Eleonora de Paula, Funai
Os discursos na língua materna mostraram a realidade dos povos indígenas do Vale do Javari, estado do Amazonas, na abertura da Etapa Regional realizada no município de Atalaia do Norte, na última quinta-feira (29). São 101 delegados indígenas, representando os povos Marubo, Matís, Mayoruna, Kulina, Kanamari e Madja, que esperam ser ouvidos e conhecidos, contribuindo para a construção de políticas públicas voltadas para a realidade em que vivem. Além desses povos, vivem na região indígenas em isolamento voluntário, como os Korubo, conhecidos como “caceteiros”.
A preocupação com as ameaças aos direitos conquistados permeou a fala das lideranças, assim como a preocupação com o enfraquecimento do Órgão Indigenista. Mesmo sem o domínio do português, e tendo suas falas traduzidas de imediato por intérpretes, eles mostraram sua insatisfação com a política indigenista das diversas instituições que atuam na região e ressaltaram não admitir a exploração dos recursos de seus territórios: “eles não conhecem a origem da terra, dos rios e dos animais, não foi o governo que fez a terra”, desabafou o cacique Arnaldo Marubo.
Eriverto Vargas Marubo, Coordenador da Frente Etnoambiental Vale do Javari, fez um alerta aos participantes, chamando a atenção para a oportunidade, apresentada pela Conferência para se fazer propostas e tirar dúvidas, ressaltando, ainda, a disposição dele próprio e de outras lideranças do movimento indígena, como Clóvis e Darcy Marubo, em contribuir na elaboração dessas propostas. Ressaltou o desmonte por que passou a Funai e finalizou conclamando a todos para mobilizarem a força que têm de reagir.
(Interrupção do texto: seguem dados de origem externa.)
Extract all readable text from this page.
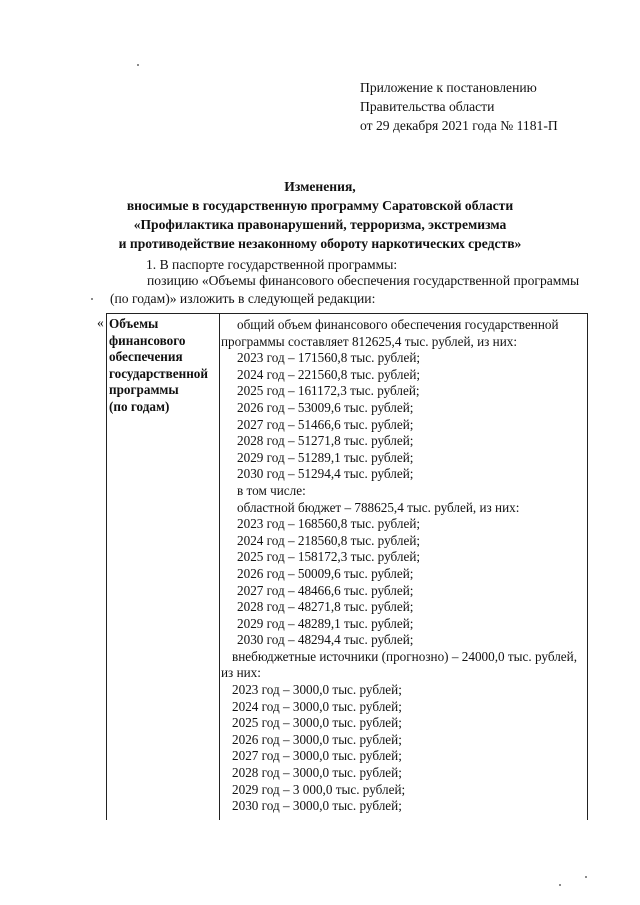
Приложение к постановлению
Правительства области
от 29 декабря 2021 года № 1181-П
Изменения,
вносимые в государственную программу Саратовской области
«Профилактика правонарушений, терроризма, экстремизма
и противодействие незаконному обороту наркотических средств»
1. В паспорте государственной программы:
позицию «Объемы финансового обеспечения государственной программы
(по годам)» изложить в следующей редакции:
« Объемы
финансового
обеспечения
государственной
программы
(по годам)
общий объем финансового обеспечения государственной
программы составляет 812625,4 тыс. рублей, из них:
2023 год – 171560,8 тыс. рублей;
2024 год – 221560,8 тыс. рублей;
2025 год – 161172,3 тыс. рублей;
2026 год – 53009,6 тыс. рублей;
2027 год – 51466,6 тыс. рублей;
2028 год – 51271,8 тыс. рублей;
2029 год – 51289,1 тыс. рублей;
2030 год – 51294,4 тыс. рублей;
в том числе:
областной бюджет – 788625,4 тыс. рублей, из них:
2023 год – 168560,8 тыс. рублей;
2024 год – 218560,8 тыс. рублей;
2025 год – 158172,3 тыс. рублей;
2026 год – 50009,6 тыс. рублей;
2027 год – 48466,6 тыс. рублей;
2028 год – 48271,8 тыс. рублей;
2029 год – 48289,1 тыс. рублей;
2030 год – 48294,4 тыс. рублей;
внебюджетные источники (прогнозно) – 24000,0 тыс. рублей,
из них:
2023 год – 3000,0 тыс. рублей;
2024 год – 3000,0 тыс. рублей;
2025 год – 3000,0 тыс. рублей;
2026 год – 3000,0 тыс. рублей;
2027 год – 3000,0 тыс. рублей;
2028 год – 3000,0 тыс. рублей;
2029 год – 3 000,0 тыс. рублей;
2030 год – 3000,0 тыс. рублей;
A representante do Ministério da Justiça, Teresinha Maglia, fez uma breve retrospectiva sobre a criação da Comissão Nacional de Política Indigenista – CNPI, por meio da qual foi apresentada à Presidenta Dilma Rousseff a demanda dos povos indígenas de que fosse realizada a Conferência e cujos membros fazem parte da Comissão Organizadora Nacional. Para o Coordenador Regional da Funai, Bruno Pereira, a política indigenista precisa melhorar, de forma a refletir o olhar indígena. “A política indigenista passa pelos municípios, estados e governo federal e deve mostrar como ter saúde e educação diferenciada; como ter essa relação é o foco dessa Conferência. Essa é a hora de escutar os povos indígenas”, concluiu.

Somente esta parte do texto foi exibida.